One of the primary concerns the review found was that many brokers lacked sufficient documentation in their customer risk assessments, with some firms categorizing clients as low risk without adequate justification. Some did so without properly considering other risk factors. This raised significant concerns regarding the robustness of AML processes at these firms, especially when onboarding clients through non-British subsidiaries.
In our own recent experience, we’ve found KYC (know your customer) and due diligence checks to be more and more problematic when using open source information to check on potential clients. Especially as we’d previously decided not to search the dark web, for security reasons.
To this end, we invested in a system that routinely searches a client’s details and within minutes produces confirmation over whether they are or are not a politically exposed person (PEP) or a sanctioned individual. The system has also proved valuable in researching our targets, as it accesses innumerable proprietary databases as well as scrapes the dark web.
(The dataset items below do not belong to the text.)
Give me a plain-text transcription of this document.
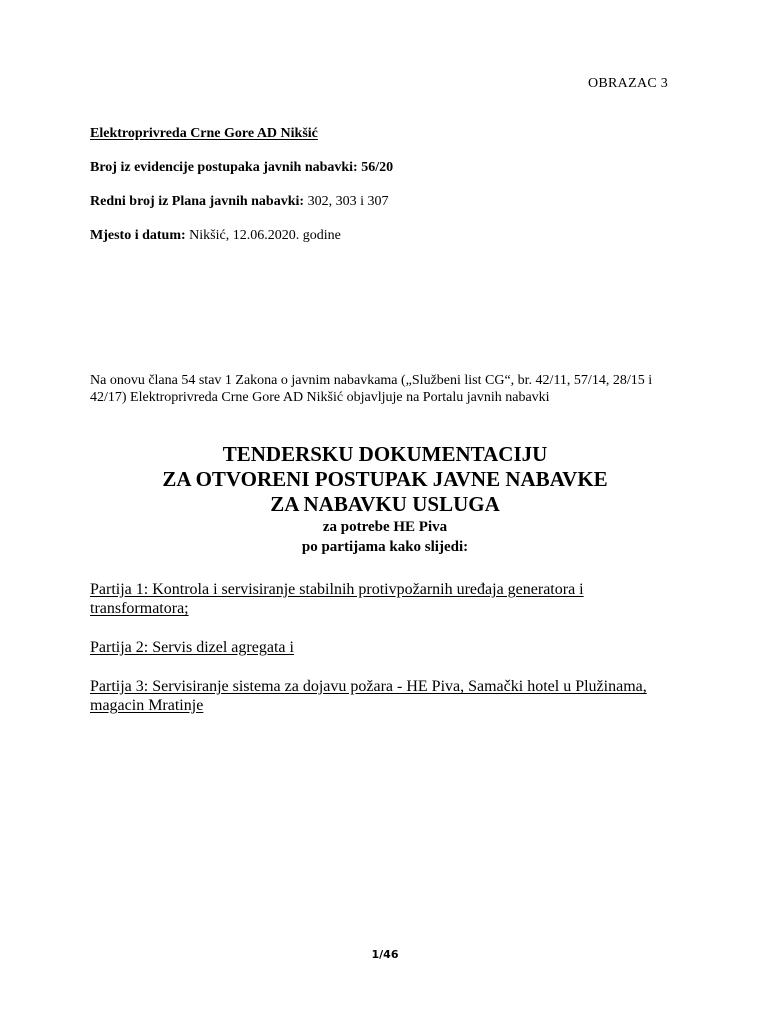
OBRAZAC 3
Elektroprivreda Crne Gore AD Nikšić
Broj iz evidencije postupaka javnih nabavki: 56/20
Redni broj iz Plana javnih nabavki: 302, 303 i 307
Mjesto i datum: Nikšić, 12.06.2020. godine
Na onovu člana 54 stav 1 Zakona o javnim nabavkama („Službeni list CG“, br. 42/11, 57/14, 28/15 i 42/17) Elektroprivreda Crne Gore AD Nikšić objavljuje na Portalu javnih nabavki
TENDERSKU DOKUMENTACIJU
ZA OTVORENI POSTUPAK JAVNE NABAVKE
ZA NABAVKU USLUGA
za potrebe HE Piva
po partijama kako slijedi:
Partija 1: Kontrola i servisiranje stabilnih protivpožarnih uređaja generatora i transformatora;
Partija 2: Servis dizel agregata i
Partija 3: Servisiranje sistema za dojavu požara - HE Piva, Samački hotel u Plužinama, magacin Mratinje
1/46
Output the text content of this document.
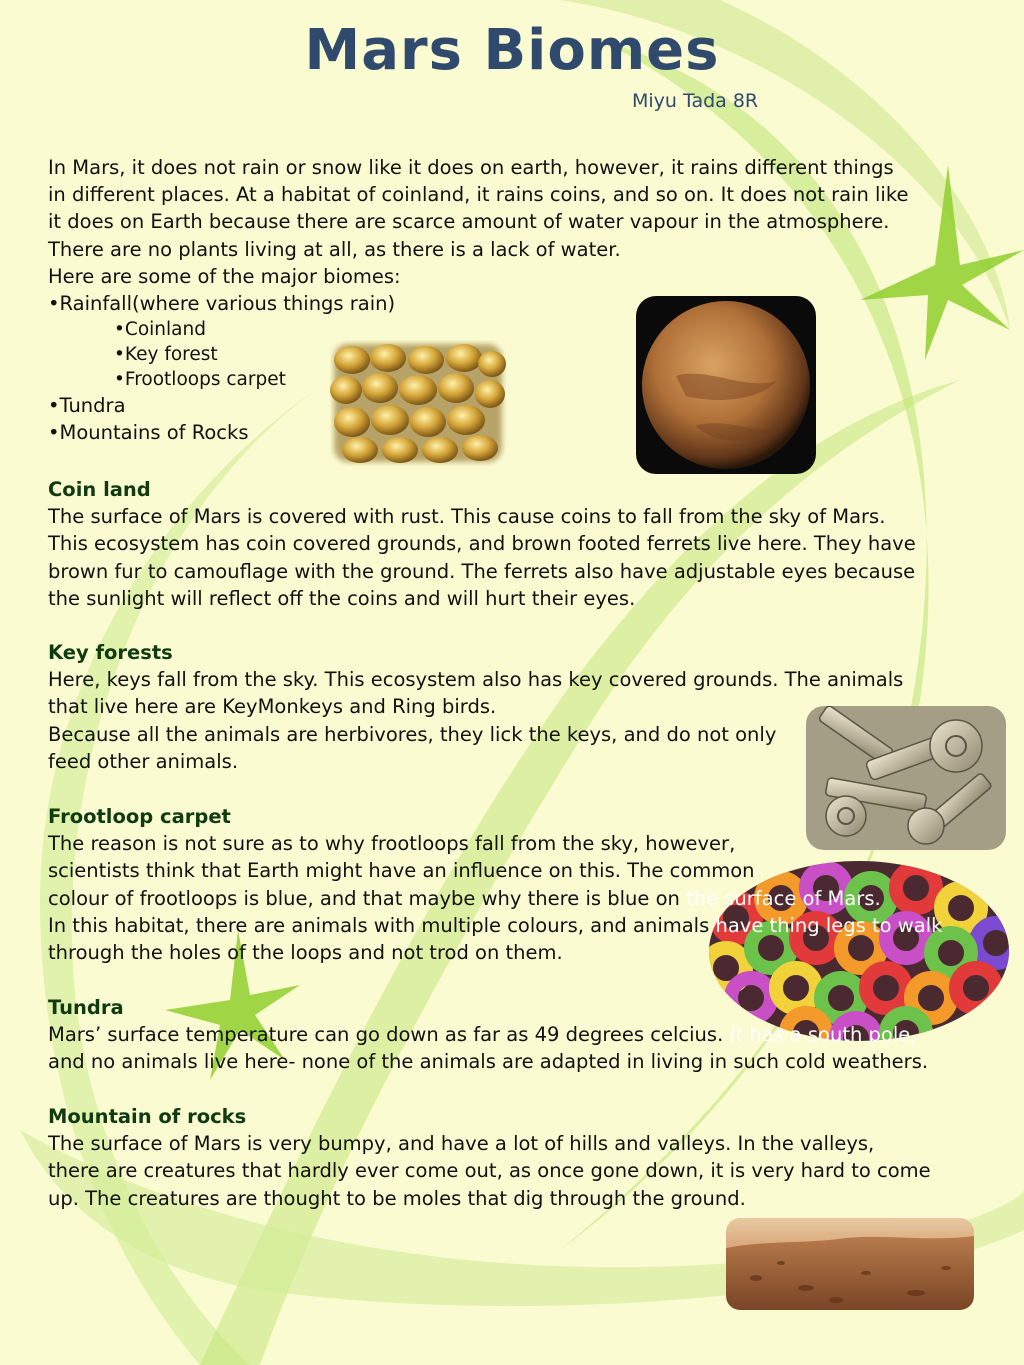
Mars Biomes
Miyu Tada 8R
In Mars, it does not rain or snow like it does on earth, however, it rains different things
in different places. At a habitat of coinland, it rains coins, and so on. It does not rain like
it does on Earth because there are scarce amount of water vapour in the atmosphere.
There are no plants living at all, as there is a lack of water.
Here are some of the major biomes:
•Rainfall(where various things rain)
•Coinland
•Key forest
•Frootloops carpet
•Tundra
•Mountains of Rocks
Coin land
The surface of Mars is covered with rust. This cause coins to fall from the sky of Mars.
This ecosystem has coin covered grounds, and brown footed ferrets live here. They have
brown fur to camouflage with the ground. The ferrets also have adjustable eyes because
the sunlight will reflect off the coins and will hurt their eyes.
Key forests
Here, keys fall from the sky. This ecosystem also has key covered grounds. The animals
that live here are KeyMonkeys and Ring birds.
Because all the animals are herbivores, they lick the keys, and do not only
feed other animals.
Frootloop carpet
The reason is not sure as to why frootloops fall from the sky, however,
scientists think that Earth might have an influence on this. The common
colour of frootloops is blue, and that maybe why there is blue on the surface of Mars.
In this habitat, there are animals with multiple colours, and animals have thing legs to walk
through the holes of the loops and not trod on them.
Tundra
Mars’ surface temperature can go down as far as 49 degrees celcius. It has a south pole,
and no animals live here- none of the animals are adapted in living in such cold weathers.
Mountain of rocks
The surface of Mars is very bumpy, and have a lot of hills and valleys. In the valleys,
there are creatures that hardly ever come out, as once gone down, it is very hard to come
up. The creatures are thought to be moles that dig through the ground.
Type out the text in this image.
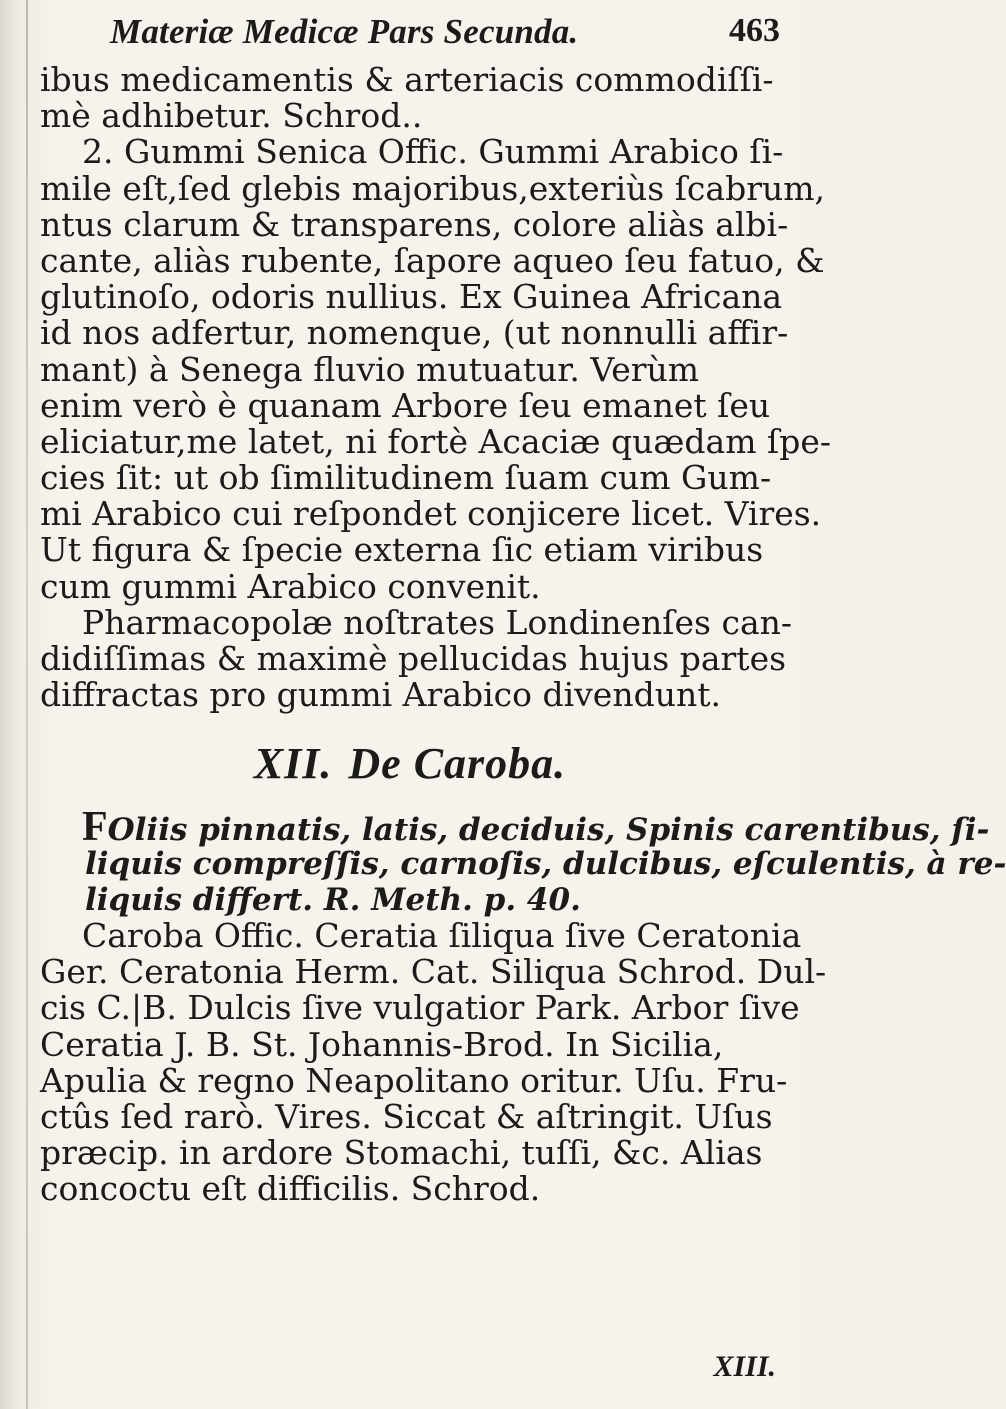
Materiæ Medicæ Pars Secunda.	463
ibus medicamentis & arteriacis commodiſſi-
mè adhibetur. Schrod..
2. Gummi Senica Offic. Gummi Arabico ſi-
mile eſt,ſed glebis majoribus,exteriùs ſcabrum,
ntus clarum & transparens, colore aliàs albi-
cante, aliàs rubente, ſapore aqueo ſeu fatuo, &
glutinoſo, odoris nullius. Ex Guinea Africana
id nos adfertur, nomenque, (ut nonnulli affir-
mant) à Senega fluvio mutuatur. Verùm
enim verò è quanam Arbore ſeu emanet ſeu
eliciatur,me latet, ni fortè Acaciæ quædam ſpe-
cies ſit: ut ob ſimilitudinem ſuam cum Gum-
mi Arabico cui reſpondet conjicere licet. Vires.
Ut figura & ſpecie externa ſic etiam viribus
cum gummi Arabico convenit.
Pharmacopolæ noſtrates Londinenſes can-
didiſſimas & maximè pellucidas hujus partes
diffractas pro gummi Arabico divendunt.
XII. De Caroba.
FOliis pinnatis, latis, deciduis, Spinis carentibus, ſi-
liquis compreſſis, carnoſis, dulcibus, eſculentis, à re-
liquis differt. R. Meth. p. 40.
Caroba Offic. Ceratia ſiliqua ſive Ceratonia
Ger. Ceratonia Herm. Cat. Siliqua Schrod. Dul-
cis C.|B. Dulcis ſive vulgatior Park. Arbor ſive
Ceratia J. B. St. Johannis-Brod. In Sicilia,
Apulia & regno Neapolitano oritur. Uſu. Fru-
ctûs ſed rarò. Vires. Siccat & aſtringit. Uſus
præcip. in ardore Stomachi, tuſſi, &c. Alias
concoctu eſt difficilis. Schrod.
XIII.
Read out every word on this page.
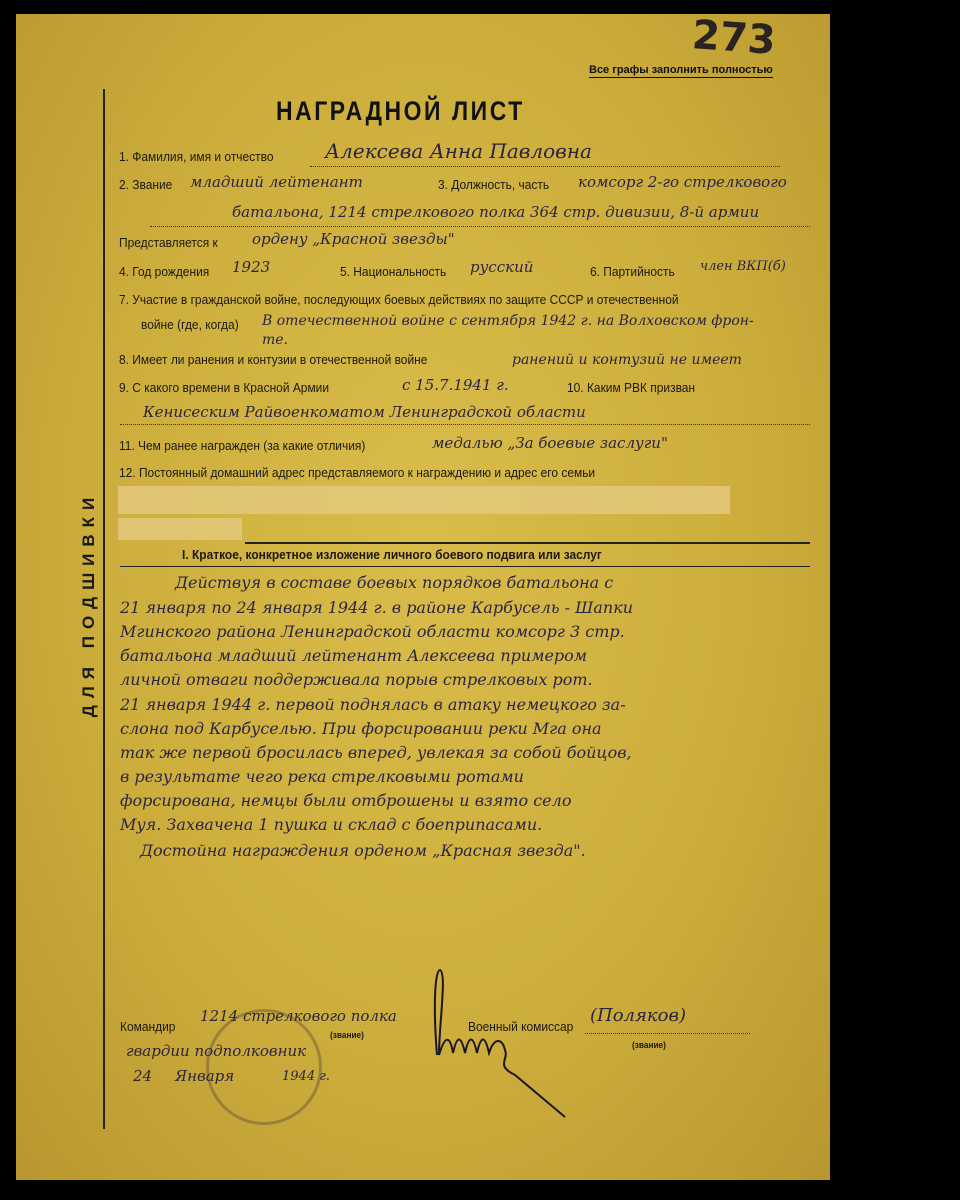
ДЛЯ ПОДШИВКИ
Все графы заполнить полностью
273
НАГРАДНОЙ ЛИСТ
1. Фамилия, имя и отчество	Алексева Анна Павловна
2. Звание младший лейтенант	3. Должность, часть комсорг 2-го стрелкового
батальона, 1214 стрелкового полка 364 стр. дивизии, 8-й армии
Представляется к ордену „Красной звезды"
4. Год рождения 1923	5. Национальность русский	6. Партийность член ВКП(б)
7. Участие в гражданской войне, последующих боевых действиях по защите СССР и отечественной
войне (где, когда) В отечественной войне с сентября 1942 г. на Волховском фрон-
те.
8. Имеет ли ранения и контузии в отечественной войне	ранений и контузий не имеет
9. С какого времени в Красной Армии	с 15.7.1941 г.	10. Каким РВК призван
Кенисеским Райвоенкоматом Ленинградской области
11. Чем ранее награжден (за какие отличия)	медалью „За боевые заслуги"
12. Постоянный домашний адрес представляемого к награждению и адрес его семьи
I. Краткое, конкретное изложение личного боевого подвига или заслуг
Действуя в составе боевых порядков батальона с
21 января по 24 января 1944 г. в районе Карбусель - Шапки
Мгинского района Ленинградской области комсорг 3 стр.
батальона младший лейтенант Алексеева примером
личной отваги поддерживала порыв стрелковых рот.
21 января 1944 г. первой поднялась в атаку немецкого за-
слона под Карбуселью. При форсировании реки Мга она
так же первой бросилась вперед, увлекая за собой бойцов,
в результате чего река стрелковыми ротами
форсирована, немцы были отброшены и взято село
Муя. Захвачена 1 пушка и склад с боеприпасами.
Достойна награждения орденом „Красная звезда".
Командир
1214 стрелкового полка
(звание)
гвардии подполковник
Военный комиссар
(Поляков)
(звание)
24 Января	1944 г.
For more detailed digging, the system takes between five to seven days for a full check. This service, and the report it produces, is easy for a client to read and understand and in many instances spawns new lines of enquiry. It is early days, but we are pleased with the system, both as a vetting and as an investigative tool. The peace of mind it brings for our regulatory tasks is invaluable.
Financial crime training
Meanwhile, the FCA review also identified that firms are increasing their financial crime training. This is becoming more common across the sector, it said. However, it seems that several firms have failed to tailor their training programmes to the specific business models and risks of their operations.
The FCA is right to highlight this latter failing, as this type of training must be targeted at role- and business-specific tasks. Fraud and financial crime are diverse in nature, and the effectiveness of any training is limited if it is too wide, too generic and too unfocused.
For legal professionals working in the counter-fraud and anti-money-laundering fields, the FCA’s findings provide a clear directive: firms must bolster their compliance programs to align with the regulator’s expectations (and hence our own firm’s investment in this area).
More broadly, it is important to stay ahead of the regulatory curve by ensuring that all financial crime controls are appropriately tailored, documented and integrated across a business.
The financial services industry must navigate an increasingly complex regulatory environment. With growing regulatory scrutiny, firms that fail to meet these expectations may face enforcement actions and reputational damage.
For lawyers and compliance professionals, the message is unequivocal: ensuring robust financial crime compliance is not just a legal obligation, but an essential component of maintaining public trust in our professions.
Tony McClements is head of Investigations at MKS Law, an international asset recovery and commercial litigation practice headquartered in the British Virgin Islands.